Cryptocurrency profit tax in South Korea has been delayed by another 2 years


The Democratic Party of Korea (DPK) has just agreed to postpone the implementation of the digital asset profit tax until 2027, marking the third delay since this plan was announced in 2021. Previously, the tax was expected to be implemented from 2025.



Reasons for tax postponement


• Politics and investor interests: The DPK initially opposed the tax postponement, arguing that it was a "political trick" by the ruling party (PPP) to attract voters. However, after much debate, both sides agreed that early tax implementation could drive investors away from the market.


• Increased tax threshold: Previously, the DPK proposed to only tax profits over $36,000, instead of $1,800 as originally stipulated, to reduce pressure on retail investors.



History of delays


• The cryptocurrency tax was initially scheduled to be implemented in 2021 but was postponed due to strong reactions from the cryptocurrency community.


• After several changes, the tax has been pushed back to 2023, then 2025, and now to 2027.

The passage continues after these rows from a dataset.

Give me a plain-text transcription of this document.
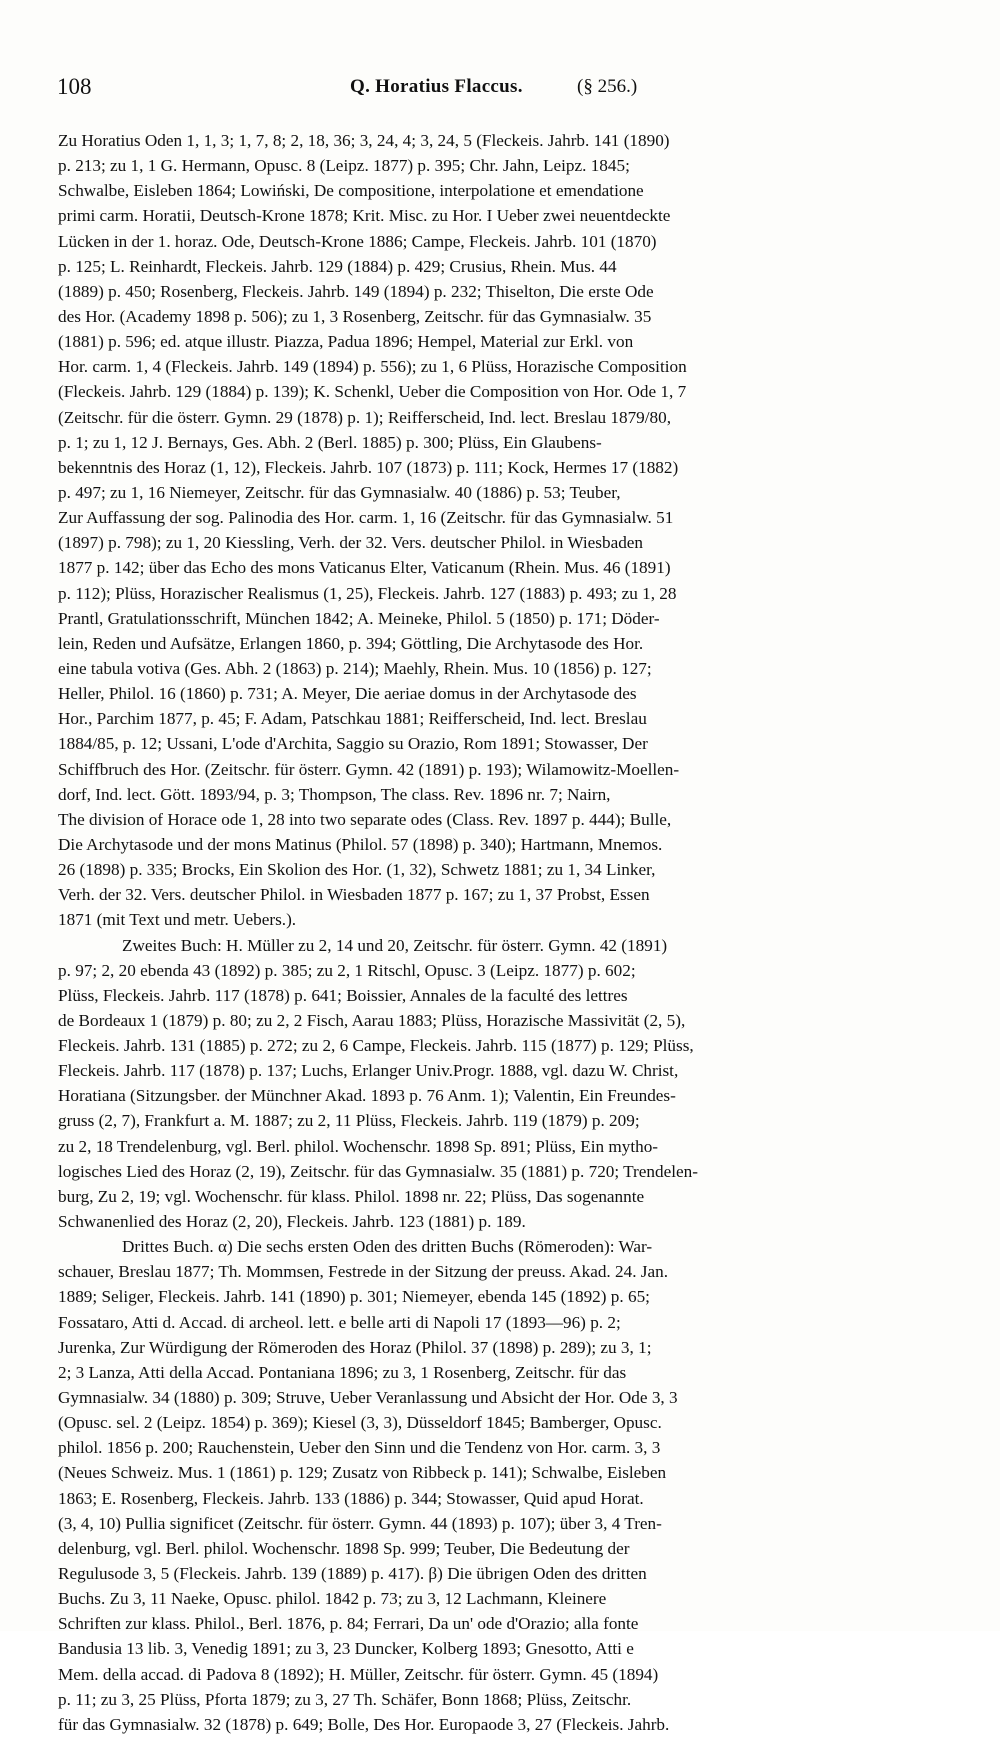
108	Q. Horatius Flaccus.	(§ 256.)
Zu Horatius Oden 1, 1, 3; 1, 7, 8; 2, 18, 36; 3, 24, 4; 3, 24, 5 (Fleckeis. Jahrb. 141 (1890)
p. 213; zu 1, 1 G. Hermann, Opusc. 8 (Leipz. 1877) p. 395; Chr. Jahn, Leipz. 1845;
Schwalbe, Eisleben 1864; Lowiński, De compositione, interpolatione et emendatione
primi carm. Horatii, Deutsch-Krone 1878; Krit. Misc. zu Hor. I Ueber zwei neuentdeckte
Lücken in der 1. horaz. Ode, Deutsch-Krone 1886; Campe, Fleckeis. Jahrb. 101 (1870)
p. 125; L. Reinhardt, Fleckeis. Jahrb. 129 (1884) p. 429; Crusius, Rhein. Mus. 44
(1889) p. 450; Rosenberg, Fleckeis. Jahrb. 149 (1894) p. 232; Thiselton, Die erste Ode
des Hor. (Academy 1898 p. 506); zu 1, 3 Rosenberg, Zeitschr. für das Gymnasialw. 35
(1881) p. 596; ed. atque illustr. Piazza, Padua 1896; Hempel, Material zur Erkl. von
Hor. carm. 1, 4 (Fleckeis. Jahrb. 149 (1894) p. 556); zu 1, 6 Plüss, Horazische Composition
(Fleckeis. Jahrb. 129 (1884) p. 139); K. Schenkl, Ueber die Composition von Hor. Ode 1, 7
(Zeitschr. für die österr. Gymn. 29 (1878) p. 1); Reifferscheid, Ind. lect. Breslau 1879/80,
p. 1; zu 1, 12 J. Bernays, Ges. Abh. 2 (Berl. 1885) p. 300; Plüss, Ein Glaubens-
bekenntnis des Horaz (1, 12), Fleckeis. Jahrb. 107 (1873) p. 111; Kock, Hermes 17 (1882)
p. 497; zu 1, 16 Niemeyer, Zeitschr. für das Gymnasialw. 40 (1886) p. 53; Teuber,
Zur Auffassung der sog. Palinodia des Hor. carm. 1, 16 (Zeitschr. für das Gymnasialw. 51
(1897) p. 798); zu 1, 20 Kiessling, Verh. der 32. Vers. deutscher Philol. in Wiesbaden
1877 p. 142; über das Echo des mons Vaticanus Elter, Vaticanum (Rhein. Mus. 46 (1891)
p. 112); Plüss, Horazischer Realismus (1, 25), Fleckeis. Jahrb. 127 (1883) p. 493; zu 1, 28
Prantl, Gratulationsschrift, München 1842; A. Meineke, Philol. 5 (1850) p. 171; Döder-
lein, Reden und Aufsätze, Erlangen 1860, p. 394; Göttling, Die Archytasode des Hor.
eine tabula votiva (Ges. Abh. 2 (1863) p. 214); Maehly, Rhein. Mus. 10 (1856) p. 127;
Heller, Philol. 16 (1860) p. 731; A. Meyer, Die aeriae domus in der Archytasode des
Hor., Parchim 1877, p. 45; F. Adam, Patschkau 1881; Reifferscheid, Ind. lect. Breslau
1884/85, p. 12; Ussani, L'ode d'Archita, Saggio su Orazio, Rom 1891; Stowasser, Der
Schiffbruch des Hor. (Zeitschr. für österr. Gymn. 42 (1891) p. 193); Wilamowitz-Moellen-
dorf, Ind. lect. Gött. 1893/94, p. 3; Thompson, The class. Rev. 1896 nr. 7; Nairn,
The division of Horace ode 1, 28 into two separate odes (Class. Rev. 1897 p. 444); Bulle,
Die Archytasode und der mons Matinus (Philol. 57 (1898) p. 340); Hartmann, Mnemos.
26 (1898) p. 335; Brocks, Ein Skolion des Hor. (1, 32), Schwetz 1881; zu 1, 34 Linker,
Verh. der 32. Vers. deutscher Philol. in Wiesbaden 1877 p. 167; zu 1, 37 Probst, Essen
1871 (mit Text und metr. Uebers.).
Zweites Buch: H. Müller zu 2, 14 und 20, Zeitschr. für österr. Gymn. 42 (1891)
p. 97; 2, 20 ebenda 43 (1892) p. 385; zu 2, 1 Ritschl, Opusc. 3 (Leipz. 1877) p. 602;
Plüss, Fleckeis. Jahrb. 117 (1878) p. 641; Boissier, Annales de la faculté des lettres
de Bordeaux 1 (1879) p. 80; zu 2, 2 Fisch, Aarau 1883; Plüss, Horazische Massivität (2, 5),
Fleckeis. Jahrb. 131 (1885) p. 272; zu 2, 6 Campe, Fleckeis. Jahrb. 115 (1877) p. 129; Plüss,
Fleckeis. Jahrb. 117 (1878) p. 137; Luchs, Erlanger Univ.Progr. 1888, vgl. dazu W. Christ,
Horatiana (Sitzungsber. der Münchner Akad. 1893 p. 76 Anm. 1); Valentin, Ein Freundes-
gruss (2, 7), Frankfurt a. M. 1887; zu 2, 11 Plüss, Fleckeis. Jahrb. 119 (1879) p. 209;
zu 2, 18 Trendelenburg, vgl. Berl. philol. Wochenschr. 1898 Sp. 891; Plüss, Ein mytho-
logisches Lied des Horaz (2, 19), Zeitschr. für das Gymnasialw. 35 (1881) p. 720; Trendelen-
burg, Zu 2, 19; vgl. Wochenschr. für klass. Philol. 1898 nr. 22; Plüss, Das sogenannte
Schwanenlied des Horaz (2, 20), Fleckeis. Jahrb. 123 (1881) p. 189.
Drittes Buch. α) Die sechs ersten Oden des dritten Buchs (Römeroden): War-
schauer, Breslau 1877; Th. Mommsen, Festrede in der Sitzung der preuss. Akad. 24. Jan.
1889; Seliger, Fleckeis. Jahrb. 141 (1890) p. 301; Niemeyer, ebenda 145 (1892) p. 65;
Fossataro, Atti d. Accad. di archeol. lett. e belle arti di Napoli 17 (1893—96) p. 2;
Jurenka, Zur Würdigung der Römeroden des Horaz (Philol. 37 (1898) p. 289); zu 3, 1;
2; 3 Lanza, Atti della Accad. Pontaniana 1896; zu 3, 1 Rosenberg, Zeitschr. für das
Gymnasialw. 34 (1880) p. 309; Struve, Ueber Veranlassung und Absicht der Hor. Ode 3, 3
(Opusc. sel. 2 (Leipz. 1854) p. 369); Kiesel (3, 3), Düsseldorf 1845; Bamberger, Opusc.
philol. 1856 p. 200; Rauchenstein, Ueber den Sinn und die Tendenz von Hor. carm. 3, 3
(Neues Schweiz. Mus. 1 (1861) p. 129; Zusatz von Ribbeck p. 141); Schwalbe, Eisleben
1863; E. Rosenberg, Fleckeis. Jahrb. 133 (1886) p. 344; Stowasser, Quid apud Horat.
(3, 4, 10) Pullia significet (Zeitschr. für österr. Gymn. 44 (1893) p. 107); über 3, 4 Tren-
delenburg, vgl. Berl. philol. Wochenschr. 1898 Sp. 999; Teuber, Die Bedeutung der
Regulusode 3, 5 (Fleckeis. Jahrb. 139 (1889) p. 417). β) Die übrigen Oden des dritten
Buchs. Zu 3, 11 Naeke, Opusc. philol. 1842 p. 73; zu 3, 12 Lachmann, Kleinere
Schriften zur klass. Philol., Berl. 1876, p. 84; Ferrari, Da un' ode d'Orazio; alla fonte
Bandusia 13 lib. 3, Venedig 1891; zu 3, 23 Duncker, Kolberg 1893; Gnesotto, Atti e
Mem. della accad. di Padova 8 (1892); H. Müller, Zeitschr. für österr. Gymn. 45 (1894)
p. 11; zu 3, 25 Plüss, Pforta 1879; zu 3, 27 Th. Schäfer, Bonn 1868; Plüss, Zeitschr.
für das Gymnasialw. 32 (1878) p. 649; Bolle, Des Hor. Europaode 3, 27 (Fleckeis. Jahrb.
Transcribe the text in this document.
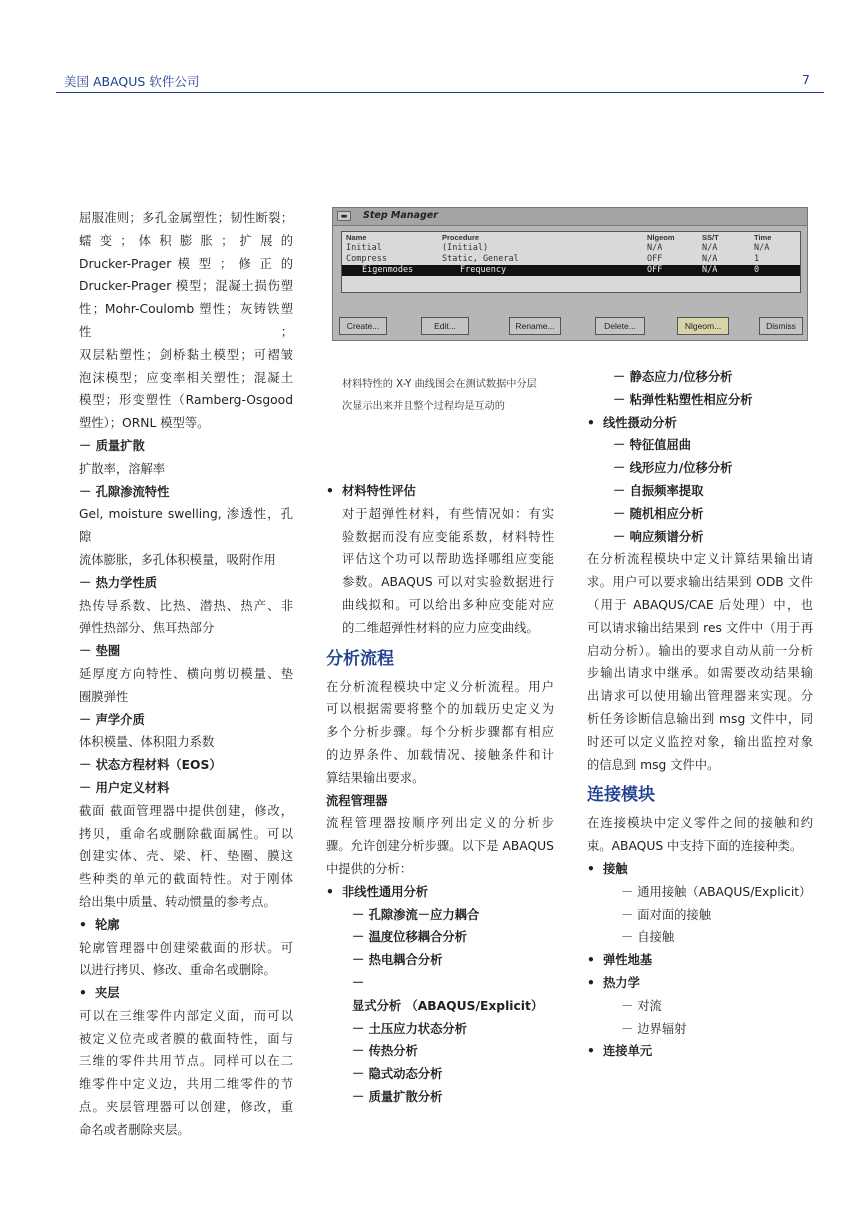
美国 ABAQUS 软件公司	7

屈服准则；多孔金属塑性；韧性断裂；

蠕 变 ； 体 积 膨 胀 ； 扩 展 的

Drucker-Prager 模 型 ； 修 正 的

Drucker-Prager 模型；混凝土损伤塑

性；Mohr-Coulomb 塑性；灰铸铁塑性；

双层粘塑性；剑桥黏土模型；可褶皱

泡沫模型；应变率相关塑性；混凝土

模型；形变塑性（Ramberg-Osgood

塑性）；ORNL 模型等。

－ 质量扩散

扩散率，溶解率

－ 孔隙渗流特性

Gel, moisture swelling, 渗透性，孔隙

流体膨胀，多孔体积模量，吸附作用

－ 热力学性质

热传导系数、比热、潜热、热产、非

弹性热部分、焦耳热部分

－ 垫圈

延厚度方向特性、横向剪切模量、垫

圈膜弹性

－ 声学介质

体积模量、体积阻力系数

－ 状态方程材料（EOS）

－ 用户定义材料

截面 截面管理器中提供创建，修改，

拷贝，重命名或删除截面属性。可以

创建实体、壳、梁、杆、垫圈、膜这

些种类的单元的截面特性。对于刚体

给出集中质量、转动惯量的参考点。

• 轮廓

轮廓管理器中创建梁截面的形状。可

以进行拷贝、修改、重命名或删除。

• 夹层

可以在三维零件内部定义面，而可以

被定义位壳或者膜的截面特性，面与

三维的零件共用节点。同样可以在二

维零件中定义边，共用二维零件的节

点。夹层管理器可以创建，修改，重

命名或者删除夹层。

▬	Step Manager
Name	Procedure	Nlgeom	SS/T	Time
Initial	(Initial)	N/A	N/A	N/A
Compress	Static, General	OFF	N/A	1
Eigenmodes	Frequency	OFF	N/A	0
Create...	Edit...	Rename...	Delete...	Nlgeom...	Dismiss
材料特性的 X-Y 曲线图会在测试数据中分层
次显示出来并且整个过程均是互动的

• 材料特性评估

对于超弹性材料，有些情况如：有实

验数据而没有应变能系数，材料特性

评估这个功可以帮助选择哪组应变能

参数。ABAQUS 可以对实验数据进行

曲线拟和。可以给出多种应变能对应

的二维超弹性材料的应力应变曲线。

分析流程

在分析流程模块中定义分析流程。用户

可以根据需要将整个的加载历史定义为

多个分析步骤。每个分析步骤都有相应

的边界条件、加载情况、接触条件和计

算结果输出要求。

流程管理器

流程管理器按顺序列出定义的分析步

骤。允许创建分析步骤。以下是 ABAQUS

中提供的分析：

• 非线性通用分析

－ 孔隙渗流－应力耦合

－ 温度位移耦合分析

－ 热电耦合分析

－ 显式分析 （ABAQUS/Explicit）

－ 土压应力状态分析

－ 传热分析

－ 隐式动态分析

－ 质量扩散分析

－ 静态应力/位移分析

－ 粘弹性粘塑性相应分析

• 线性摄动分析

－ 特征值屈曲

－ 线形应力/位移分析

－ 自振频率提取

－ 随机相应分析

－ 响应频谱分析

在分析流程模块中定义计算结果输出请

求。用户可以要求输出结果到 ODB 文件

（用于 ABAQUS/CAE 后处理）中，也

可以请求输出结果到 res 文件中（用于再

启动分析）。输出的要求自动从前一分析

步输出请求中继承。如需要改动结果输

出请求可以使用输出管理器来实现。分

析任务诊断信息输出到 msg 文件中，同

时还可以定义监控对象，输出监控对象

的信息到 msg 文件中。

连接模块

在连接模块中定义零件之间的接触和约

束。ABAQUS 中支持下面的连接种类。

• 接触

－ 通用接触（ABAQUS/Explicit）

－ 面对面的接触

－ 自接触

• 弹性地基

• 热力学

－ 对流

－ 边界辐射

• 连接单元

Consequences of implementing taxes


After implementation, cryptocurrency investors in South Korea will have to pay a 20% tax on profits from digital assets.



Impact on the market


This tax postponement decision may encourage capital inflow into the South Korean cryptocurrency market, facilitating development and attracting new investors. Coins like Bitcoin ($BTC ) and Ethereum ($ETH ), which have high trading volumes in South Korea, are likely to benefit significantly from this policy.